Je terminerai ce huitième et dernier «enjeu» par une méditation plus générale sur les rapports de la génétique avec la pédagogie. À quoi sert d'essayer de comprendre comment tant d'écrivains ont construit des textes, sinon pour être capable de faire comme eux? Les équipes Flaubert, Proust, Valéry… de l'ITEM ne pourraient-elle pas organiser des ateliers d'écriture? On voit bien, au Louvre, des étudiants planter leur chevalet devant des chefs-d'œuvre… L'équipe «Genèse et autobiographie» a invité une fois des animateurs d'ateliers d'écriture, et accueille souvent dans son public des praticiens de l'APA. Il existe en France depuis quelques années une production spontanée, parfois candide, parfois très éclairée, de guides pour apprendre à écrire sa vie (une dizaine environ depuis 1998).

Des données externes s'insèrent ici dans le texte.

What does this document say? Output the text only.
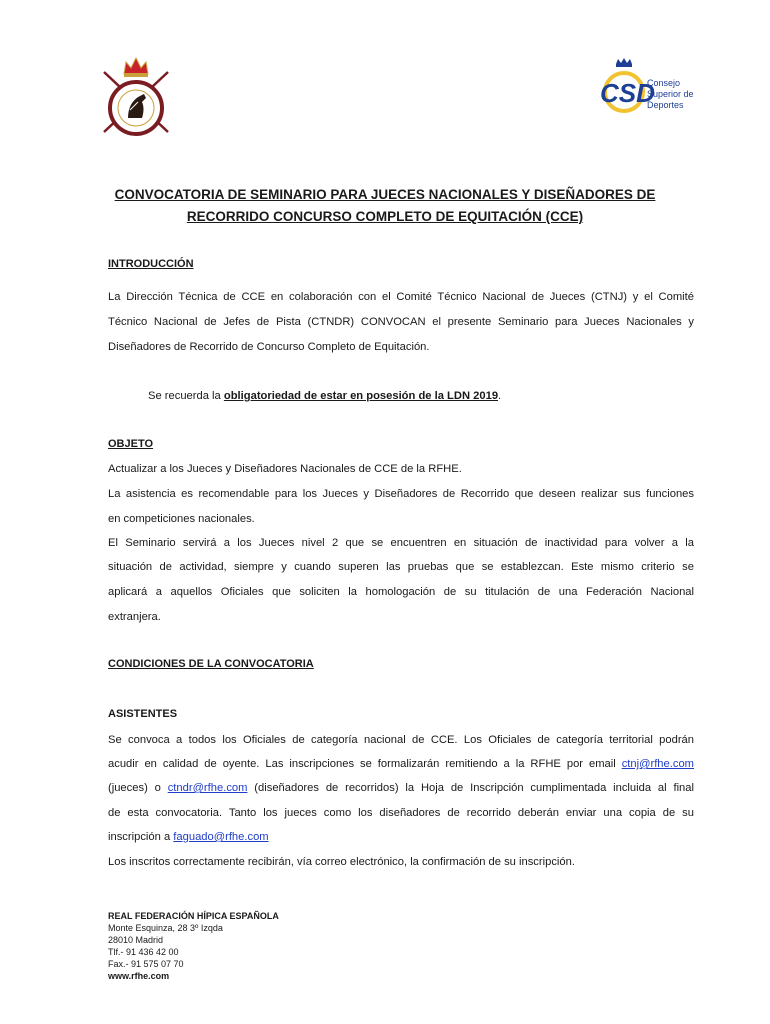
CSD
Consejo
Superior de
Deportes
CONVOCATORIA DE SEMINARIO PARA JUECES NACIONALES Y DISEÑADORES DE
RECORRIDO CONCURSO COMPLETO DE EQUITACIÓN (CCE)
INTRODUCCIÓN
La Dirección Técnica de CCE en colaboración con el Comité Técnico Nacional de Jueces (CTNJ) y el Comité
Técnico Nacional de Jefes de Pista (CTNDR) CONVOCAN el presente Seminario para Jueces Nacionales y
Diseñadores de Recorrido de Concurso Completo de Equitación.
Se recuerda la obligatoriedad de estar en posesión de la LDN 2019.
OBJETO
Actualizar a los Jueces y Diseñadores Nacionales de CCE de la RFHE.
La asistencia es recomendable para los Jueces y Diseñadores de Recorrido que deseen realizar sus funciones
en competiciones nacionales.
El Seminario servirá a los Jueces nivel 2 que se encuentren en situación de inactividad para volver a la
situación de actividad, siempre y cuando superen las pruebas que se establezcan. Este mismo criterio se
aplicará a aquellos Oficiales que soliciten la homologación de su titulación de una Federación Nacional
extranjera.
CONDICIONES DE LA CONVOCATORIA
ASISTENTES
Se convoca a todos los Oficiales de categoría nacional de CCE. Los Oficiales de categoría territorial podrán
acudir en calidad de oyente. Las inscripciones se formalizarán remitiendo a la RFHE por email ctnj@rfhe.com
(jueces) o ctndr@rfhe.com (diseñadores de recorridos) la Hoja de Inscripción cumplimentada incluida al final
de esta convocatoria. Tanto los jueces como los diseñadores de recorrido deberán enviar una copia de su
inscripción a faguado@rfhe.com
Los inscritos correctamente recibirán, vía correo electrónico, la confirmación de su inscripción.
REAL FEDERACIÓN HÍPICA ESPAÑOLA
Monte Esquinza, 28 3º Izqda
28010 Madrid
Tlf.- 91 436 42 00
Fax.- 91 575 07 70
www.rfhe.com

Pourquoi ne pas la prendre elle-même comme objet d'étude? Et dialoguer avec leurs auteurs? – Peut-être ces questions me viennent-elles à l'esprit parce que, à la différence de la poésie ou du roman, l'autobiographie estompe les frontières entre la haute littérature et les écritures ordinaires? Profitons-en pour aller butiner dans les marges, et pensons à nos propres genèses.

Publication

«Le journal d'Annick, 7 ans et demi», Trames (CRDP de Haute-Normandie), n° 12 (Éducations féminines), 2005, p. 85-100.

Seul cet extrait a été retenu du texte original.